Applying ethical theories to euthanasia: Natural Law
-In Natural Law ethics, an action is morally good if it accords with eternal law, divine law, natural law, and human law.
-There is a primary precept to do good and avoid evil, and a primary precept to preserve life.
-Human life is considered to be a sacred gift from God. Divine law teaches in the Bible that God creates each individual person in his own image (Imago Dei).
-Natural Law ethics have been very influential on Catholic teaching, which says that euthanasia is wrong. It contravenes the precept of preserving life.
-Euthanasia is apparent good- it seems to offer a good outcome, but it is not a real good.
-Natural law ethics are absolutist: they do not make exceptions for different circumstances or different likely outcomes.
-There is no obligation under natural law for people to go to great lengths to keep someone alive whn the treatment offered is ‘burdensome’ and not meaningful.
-The doctrine of double effect could be used in end-of-life care, where the treatment offered to relive someone’s pain might have the double effect of shortening life. The intention would not be to kill, but to relieve pain, and therefore this would not be wrong.
-It could be argued that if the patient is so debilitated that they lack all the higher functions, such as reason, associated with personhood, then the rules about how persons should be treated might not apply.
Possible advantages and disadvantages of a Natural Law approach to euthanasia
-It gives clear guidance; there is no doubt about what to do and what not to do.
-It respects religious beliefs about the sanctity of life.
-It does not leave people vulnerable to unscrupulous relatives who might wish to benefit for their deaths.
-It avoids a ‘slippery slope’ where human dignity becomes less important over time.
-It could be seen as unsympathetic to people in great pain or with no quality of life.
-Medical advances make it difficult to judge whether some kinds of treatment should be regarded as burdensome or extraordinary.

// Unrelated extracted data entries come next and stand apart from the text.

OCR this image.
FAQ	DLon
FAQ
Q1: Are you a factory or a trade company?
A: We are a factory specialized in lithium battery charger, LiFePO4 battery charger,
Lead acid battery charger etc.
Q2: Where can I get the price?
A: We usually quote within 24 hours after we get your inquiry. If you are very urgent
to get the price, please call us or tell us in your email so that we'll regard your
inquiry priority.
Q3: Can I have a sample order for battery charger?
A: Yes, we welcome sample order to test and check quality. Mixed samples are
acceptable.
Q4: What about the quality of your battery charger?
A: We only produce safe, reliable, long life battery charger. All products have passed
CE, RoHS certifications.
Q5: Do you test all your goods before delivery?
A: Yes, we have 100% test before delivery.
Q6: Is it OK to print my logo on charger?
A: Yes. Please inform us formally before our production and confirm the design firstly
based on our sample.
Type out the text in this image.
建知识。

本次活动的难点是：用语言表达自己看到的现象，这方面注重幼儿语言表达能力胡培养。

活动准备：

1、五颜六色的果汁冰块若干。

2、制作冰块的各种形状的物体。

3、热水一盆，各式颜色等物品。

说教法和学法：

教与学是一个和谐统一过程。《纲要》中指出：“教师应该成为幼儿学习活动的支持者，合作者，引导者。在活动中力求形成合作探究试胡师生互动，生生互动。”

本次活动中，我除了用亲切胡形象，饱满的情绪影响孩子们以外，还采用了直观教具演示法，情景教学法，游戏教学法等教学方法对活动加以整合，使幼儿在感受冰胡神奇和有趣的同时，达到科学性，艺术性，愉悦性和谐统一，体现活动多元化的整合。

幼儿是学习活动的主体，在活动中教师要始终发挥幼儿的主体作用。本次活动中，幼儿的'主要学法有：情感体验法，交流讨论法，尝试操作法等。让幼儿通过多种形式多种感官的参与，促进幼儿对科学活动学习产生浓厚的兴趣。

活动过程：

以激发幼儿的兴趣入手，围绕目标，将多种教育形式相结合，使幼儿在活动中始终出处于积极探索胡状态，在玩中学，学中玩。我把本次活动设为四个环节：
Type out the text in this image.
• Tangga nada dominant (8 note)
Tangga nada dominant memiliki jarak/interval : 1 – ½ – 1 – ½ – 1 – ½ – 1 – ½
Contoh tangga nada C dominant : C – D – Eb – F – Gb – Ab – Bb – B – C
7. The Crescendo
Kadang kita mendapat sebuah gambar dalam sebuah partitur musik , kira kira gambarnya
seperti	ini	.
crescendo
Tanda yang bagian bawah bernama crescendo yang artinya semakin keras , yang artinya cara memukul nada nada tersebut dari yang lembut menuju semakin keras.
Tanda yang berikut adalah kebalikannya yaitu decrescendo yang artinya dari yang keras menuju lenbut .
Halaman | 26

Life support, for example, is both common and extraordinary, as are many restriction techniques.
Applying ethical theories to euthanasia: Situation Ethics
-Fletcher, the leading advocate of Situation Ethics, was in favour of legalised euthanasia. He became president of the Euthanasia Society of America.
-Situation ethics rejects absolute rules, and so it rejects an absolute ban on euthanasia.
-Fletcher thought that the ethical thing to do was to take account of each individual’s personal situation.
-Situation ethics advocates applying the ‘rule of love’. The ethical thing to do is whatever will bring about the most loving consequences. Euthanasia can be justified if it will bring about the most loving outcome for the patient and their friends and family.
-Fletcher thought the quality of life was more important than the sanctity of life was not worth living if the patient did not have some basic functions, such as a minimla intellgience, self-awareness and ability to judge the passage of time.
Possible advantagesand disadvantages of a situation ethics approach to euthanasia
-It could be seen as far more compassionate in individual situations than a blanket ban on euthanasia, recognising that many people would like to have this option available to them.
-It could be seen as less discriminatory towards disable people.
-It places greater emphasis on human autonomy.
-It could be criticised as not giving recognition to the sacred nature of human life.
-The most loving course of action is not always easy to identify.
-Allowing euthanasia on a case-by-case basis makes legislation difficult.
-Legalising euthanasia might create a ‘slippery slope’ where people are euthanasied when it might not be what they really wanted or they might have had a chance of recovery.